Meski dolly domba hasil kloning, tapi tetap dapat berkembang biak seperti domba normal. Dolly hamil dan melahirkan Bonnie pada tanggal 13 April 1998. Setahun kemudian, Dolly melahirkan tiga anak domba lagi.
Pada bulan Maret 2001, Dolly terkena penyakit kaki-dan-mulut dan harus dikarantina. Tragisnya, Dolly mulai terkena penyakit paru-paru.
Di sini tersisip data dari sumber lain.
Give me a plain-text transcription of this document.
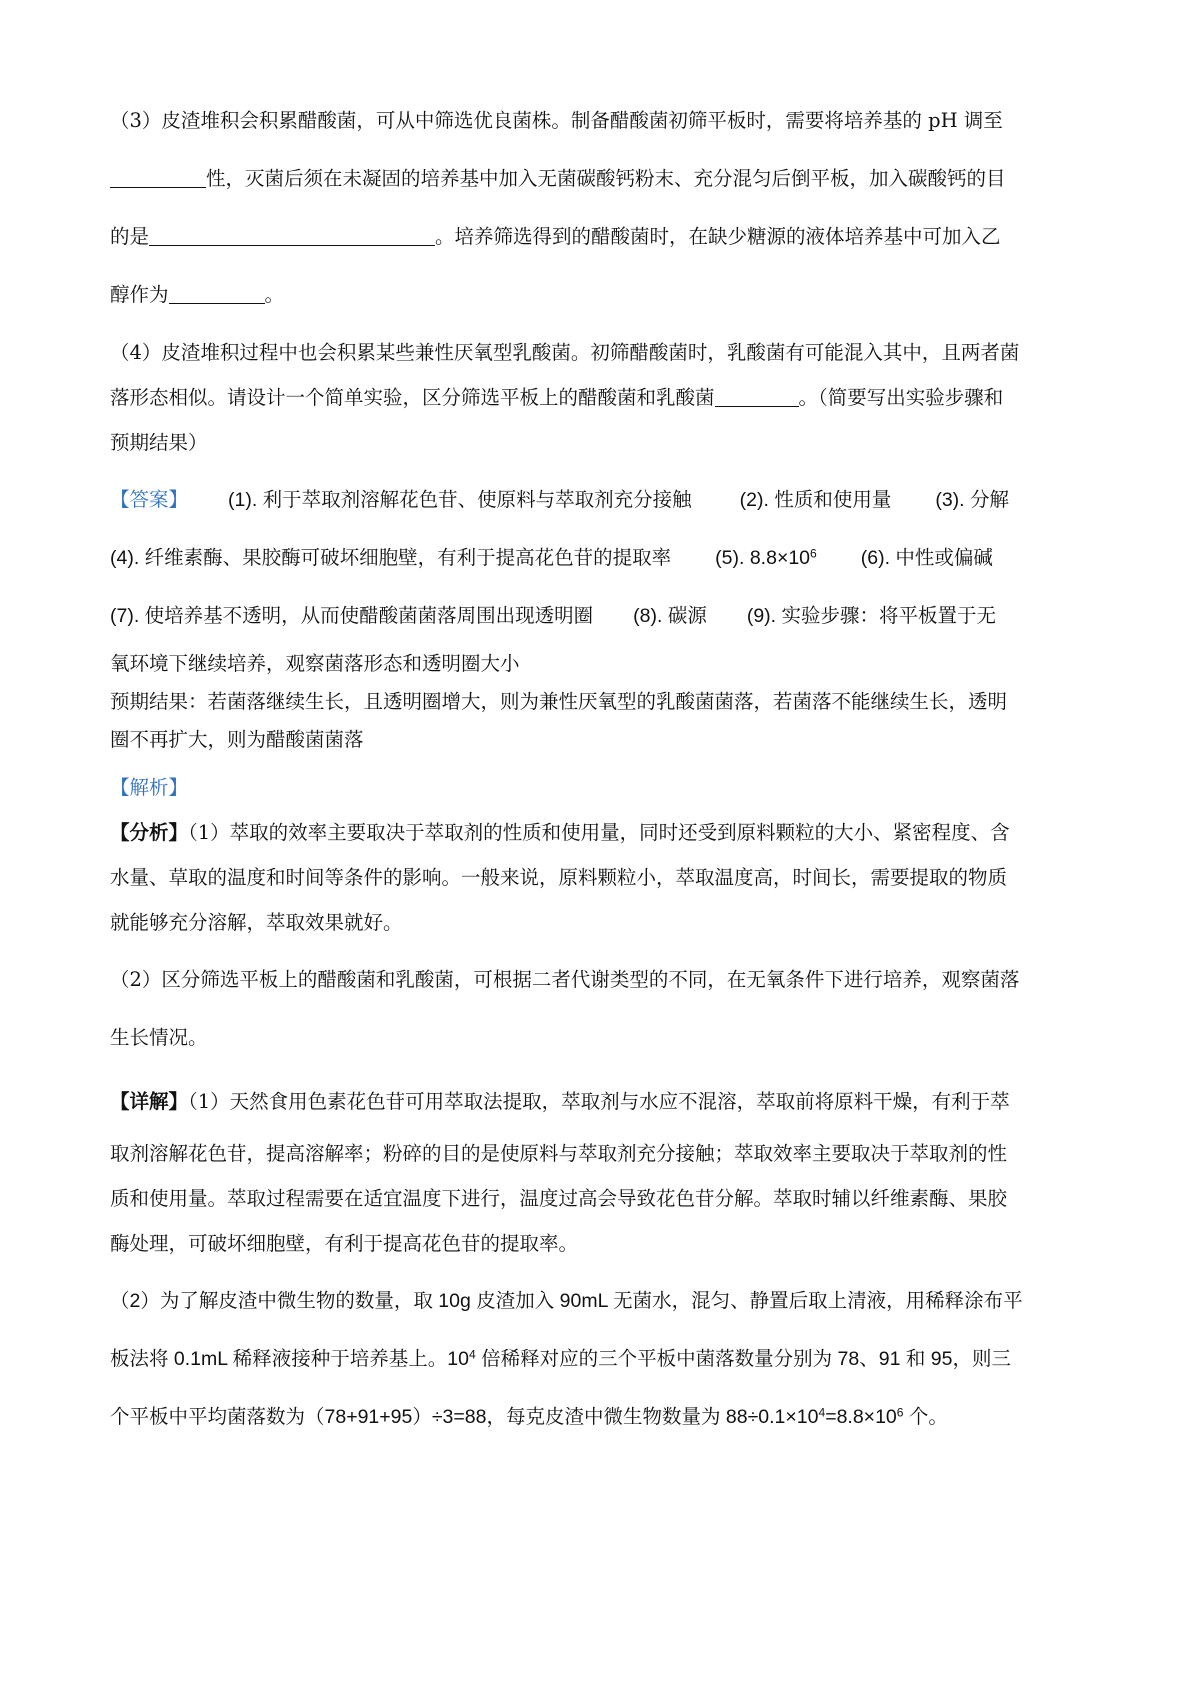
（3）皮渣堆积会积累醋酸菌，可从中筛选优良菌株。制备醋酸菌初筛平板时，需要将培养基的 pH 调至

性，灭菌后须在未凝固的培养基中加入无菌碳酸钙粉末、充分混匀后倒平板，加入碳酸钙的目

的是	。培养筛选得到的醋酸菌时，在缺少糖源的液体培养基中可加入乙

醇作为	。

（4）皮渣堆积过程中也会积累某些兼性厌氧型乳酸菌。初筛醋酸菌时，乳酸菌有可能混入其中，且两者菌

落形态相似。请设计一个简单实验，区分筛选平板上的醋酸菌和乳酸菌	。（简要写出实验步骤和

预期结果）

【答案】	(1). 利于萃取剂溶解花色苷、使原料与萃取剂充分接触 (2). 性质和使用量 (3). 分解
(4). 纤维素酶、果胶酶可破坏细胞壁，有利于提高花色苷的提取率 (5). $8.8\times 10^6$ (6). 中性或偏碱
(7). 使培养基不透明，从而使醋酸菌菌落周围出现透明圈 (8). 碳源 (9). 实验步骤：将平板置于无

氧环境下继续培养，观察菌落形态和透明圈大小

预期结果：若菌落继续生长，且透明圈增大，则为兼性厌氧型的乳酸菌菌落，若菌落不能继续生长，透明

圈不再扩大，则为醋酸菌菌落

【解析】

【分析】（1）萃取的效率主要取决于萃取剂的性质和使用量，同时还受到原料颗粒的大小、紧密程度、含

水量、草取的温度和时间等条件的影响。一般来说，原料颗粒小，萃取温度高，时间长，需要提取的物质

就能够充分溶解，萃取效果就好。

（2）区分筛选平板上的醋酸菌和乳酸菌，可根据二者代谢类型的不同，在无氧条件下进行培养，观察菌落

生长情况。

【详解】（1）天然食用色素花色苷可用萃取法提取，萃取剂与水应不混溶，萃取前将原料干燥，有利于萃

取剂溶解花色苷，提高溶解率；粉碎的目的是使原料与萃取剂充分接触；萃取效率主要取决于萃取剂的性

质和使用量。萃取过程需要在适宜温度下进行，温度过高会导致花色苷分解。萃取时辅以纤维素酶、果胶

酶处理，可破坏细胞壁，有利于提高花色苷的提取率。

（2）为了解皮渣中微生物的数量，取 10g 皮渣加入 90mL 无菌水，混匀、静置后取上清液，用稀释涂布平

板法将 0.1mL 稀释液接种于培养基上。$10^4$ 倍稀释对应的三个平板中菌落数量分别为 78、91 和 95，则三

个平板中平均菌落数为（78+91+95）÷3=88，每克皮渣中微生物数量为 $88\div 0.1\times 10^4=8.8\times 10^6$ 个。
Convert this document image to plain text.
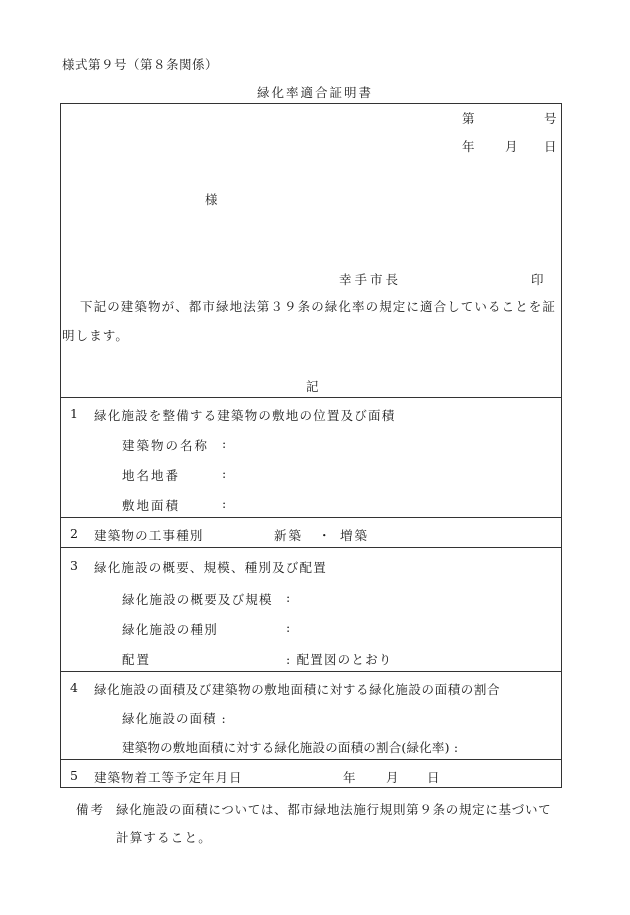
様式第９号（第８条関係）
緑化率適合証明書
第	号
年 月 日
様
幸手市長	印
下記の建築物が、都市緑地法第３９条の緑化率の規定に適合していることを証
明します。
記
1 緑化施設を整備する建築物の敷地の位置及び面積
建築物の名称 :
地名地番	:
敷地面積	:
2 建築物の工事種別	新築 ・ 増築
3 緑化施設の概要、規模、種別及び配置
緑化施設の概要及び規模 :
緑化施設の種別	:
配置	: 配置図のとおり
4 緑化施設の面積及び建築物の敷地面積に対する緑化施設の面積の割合
緑化施設の面積 :
建築物の敷地面積に対する緑化施設の面積の割合(緑化率) :
5 建築物着工等予定年月日	年 月 日
備考 緑化施設の面積については、都市緑地法施行規則第９条の規定に基づいて
計算すること。
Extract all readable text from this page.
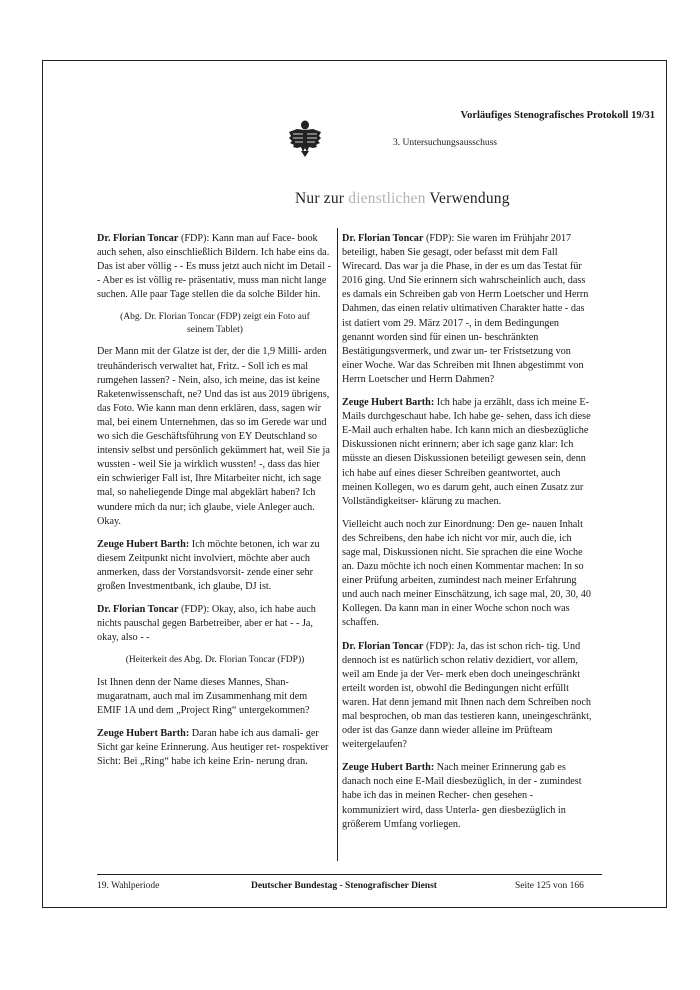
Vorläufiges Stenografisches Protokoll 19/31
3. Untersuchungsausschuss
Nur zur dienstlichen Verwendung

Dr. Florian Toncar (FDP): Kann man auf Face- book auch sehen, also einschließlich Bildern. Ich habe eins da. Das ist aber völlig - - Es muss jetzt auch nicht im Detail - - Aber es ist völlig re- präsentativ, muss man nicht lange suchen. Alle paar Tage stellen die da solche Bilder hin.

(Abg. Dr. Florian Toncar (FDP) zeigt ein Foto auf seinem Tablet)

Der Mann mit der Glatze ist der, der die 1,9 Milli- arden treuhänderisch verwaltet hat, Fritz. - Soll ich es mal rumgehen lassen? - Nein, also, ich meine, das ist keine Raketenwissenschaft, ne? Und das ist aus 2019 übrigens, das Foto. Wie kann man denn erklären, dass, sagen wir mal, bei einem Unternehmen, das so im Gerede war und wo sich die Geschäftsführung von EY Deutschland so intensiv selbst und persönlich gekümmert hat, weil Sie ja wussten - weil Sie ja wirklich wussten! -, dass das hier ein schwieriger Fall ist, Ihre Mitarbeiter nicht, ich sage mal, so naheliegende Dinge mal abgeklärt haben? Ich wundere mich da nur; ich glaube, viele Anleger auch. Okay.

Zeuge Hubert Barth: Ich möchte betonen, ich war zu diesem Zeitpunkt nicht involviert, möchte aber auch anmerken, dass der Vorstandsvorsit- zende einer sehr großen Investmentbank, ich glaube, DJ ist.

Dr. Florian Toncar (FDP): Okay, also, ich habe auch nichts pauschal gegen Barbetreiber, aber er hat - - Ja, okay, also - -

(Heiterkeit des Abg. Dr. Florian Toncar (FDP))

Ist Ihnen denn der Name dieses Mannes, Shan- mugaratnam, auch mal im Zusammenhang mit dem EMIF 1A und dem „Project Ring“ untergekommen?

Zeuge Hubert Barth: Daran habe ich aus damali- ger Sicht gar keine Erinnerung. Aus heutiger ret- rospektiver Sicht: Bei „Ring“ habe ich keine Erin- nerung dran.

Dr. Florian Toncar (FDP): Sie waren im Frühjahr 2017 beteiligt, haben Sie gesagt, oder befasst mit dem Fall Wirecard. Das war ja die Phase, in der es um das Testat für 2016 ging. Und Sie erinnern sich wahrscheinlich auch, dass es damals ein Schreiben gab von Herrn Loetscher und Herrn Dahmen, das einen relativ ultimativen Charakter hatte - das ist datiert vom 29. März 2017 -, in dem Bedingungen genannt worden sind für einen un- beschränkten Bestätigungsvermerk, und zwar un- ter Fristsetzung von einer Woche. War das Schreiben mit Ihnen abgestimmt von Herrn Loetscher und Herrn Dahmen?

Zeuge Hubert Barth: Ich habe ja erzählt, dass ich meine E-Mails durchgeschaut habe. Ich habe ge- sehen, dass ich diese E-Mail auch erhalten habe. Ich kann mich an diesbezügliche Diskussionen nicht erinnern; aber ich sage ganz klar: Ich müsste an diesen Diskussionen beteiligt gewesen sein, denn ich habe auf eines dieser Schreiben geantwortet, auch meinen Kollegen, wo es darum geht, auch einen Zusatz zur Vollständigkeitser- klärung zu machen.

Vielleicht auch noch zur Einordnung: Den ge- nauen Inhalt des Schreibens, den habe ich nicht vor mir, auch die, ich sage mal, Diskussionen nicht. Sie sprachen die eine Woche an. Dazu möchte ich noch einen Kommentar machen: In so einer Prüfung arbeiten, zumindest nach meiner Erfahrung und auch nach meiner Einschätzung, ich sage mal, 20, 30, 40 Kollegen. Da kann man in einer Woche schon noch was schaffen.

Dr. Florian Toncar (FDP): Ja, das ist schon rich- tig. Und dennoch ist es natürlich schon relativ dezidiert, vor allem, weil am Ende ja der Ver- merk eben doch uneingeschränkt erteilt worden ist, obwohl die Bedingungen nicht erfüllt waren. Hat denn jemand mit Ihnen nach dem Schreiben noch mal besprochen, ob man das testieren kann, uneingeschränkt, oder ist das Ganze dann wieder alleine im Prüfteam weitergelaufen?

Zeuge Hubert Barth: Nach meiner Erinnerung gab es danach noch eine E-Mail diesbezüglich, in der - zumindest habe ich das in meinen Recher- chen gesehen - kommuniziert wird, dass Unterla- gen diesbezüglich in größerem Umfang vorliegen.

19. Wahlperiode	Deutscher Bundestag - Stenografischer Dienst	Seite 125 von 166
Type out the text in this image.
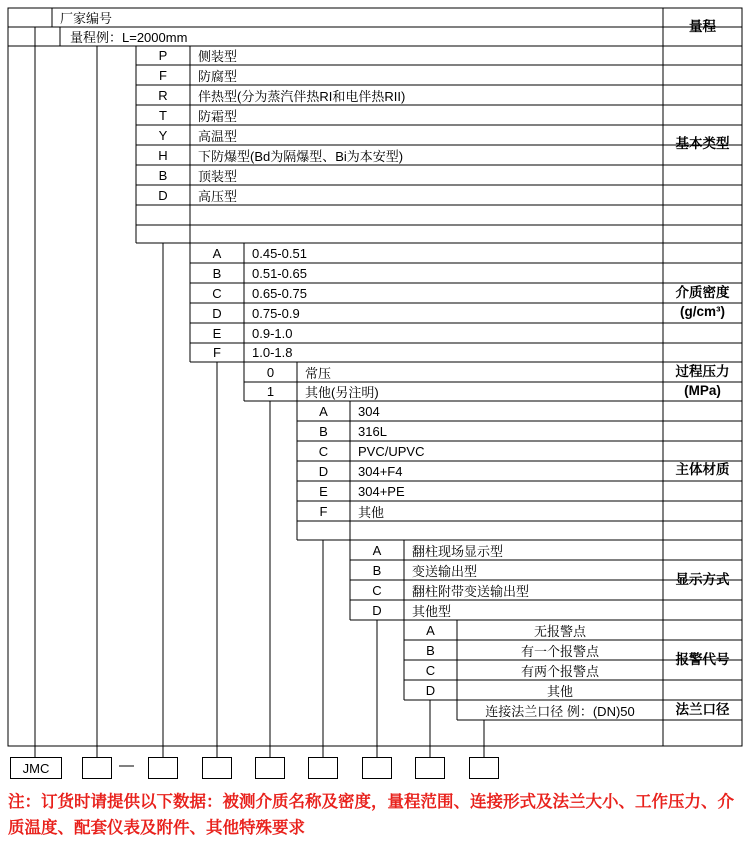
厂家编号
量程例：L=2000mm
量程
基本类型
介质密度
(g/cm³)
过程压力
(MPa)
主体材质
显示方式
报警代号
法兰口径
P	侧装型
F	防腐型
R	伴热型(分为蒸汽伴热RI和电伴热RII)
T	防霜型
Y	高温型
H	下防爆型(Bd为隔爆型、Bi为本安型)
B	顶装型
D	高压型
A	0.45-0.51
B	0.51-0.65
C	0.65-0.75
D	0.75-0.9
E	0.9-1.0
F	1.0-1.8
0	常压
1	其他(另注明)
A	304
B	316L
C	PVC/UPVC
D	304+F4
E	304+PE
F	其他
A	翻柱现场显示型
B	变送输出型
C	翻柱附带变送输出型
D	其他型
A	无报警点
B	有一个报警点
C	有两个报警点
D	其他
连接法兰口径 例：(DN)50
JMC	—
注：订货时请提供以下数据：被测介质名称及密度，量程范围、连接形式及法兰大小、工作压力、介质温度、配套仪表及附件、其他特殊要求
Pada tanggal 14 Februari 2003, para ilmuwan di Edinburgh Roslin Institute memutuskan untuk "menidurkan" Dolly selamanya untuk membebaskan dari penderitaannya.
Tubuh Dolly diawetkan dan sekarang dipajang di Museum Nasional di Skotlandia.
Proses Kelahiran Dolly
Domba Finn Dorset betina (A) menyediakan sel-selnya.
Domba Scottish Blackface betina (B) menyediakan sel telur yang belum dibuahi.
Sel kelenjar susu diambil dengan menggunakan tekhnik yang canggih kemudian nukleus dipisahkan dari sel kelenjar susu tersebut, sedangkan sel telur yang belum dibuahi diambil dari domba betina.
Lalu nukleus pada sel telur dibuang. Embrio dikembangkan diluar tubuh domba. Nukleus dari kelenjar susu dimasukkan ke dalam sel telur domba Scottish Blackface betina.
Embrio dimasukkan kedalam rahim domba Scottish Blackface betina (C) untuk perkembangan lebih lanjut.
Pada akhirnya Dolly dilahirkan dari domba (C) tersebut.
Dolly merupakan kloning mamalia pertama. ciri-ciri fisiknya mirip dengan ciri-ciri Finn Dorset. Kelahiran Dolly menandakan kemajuan baru dalam bidang ilmu pengetahuan.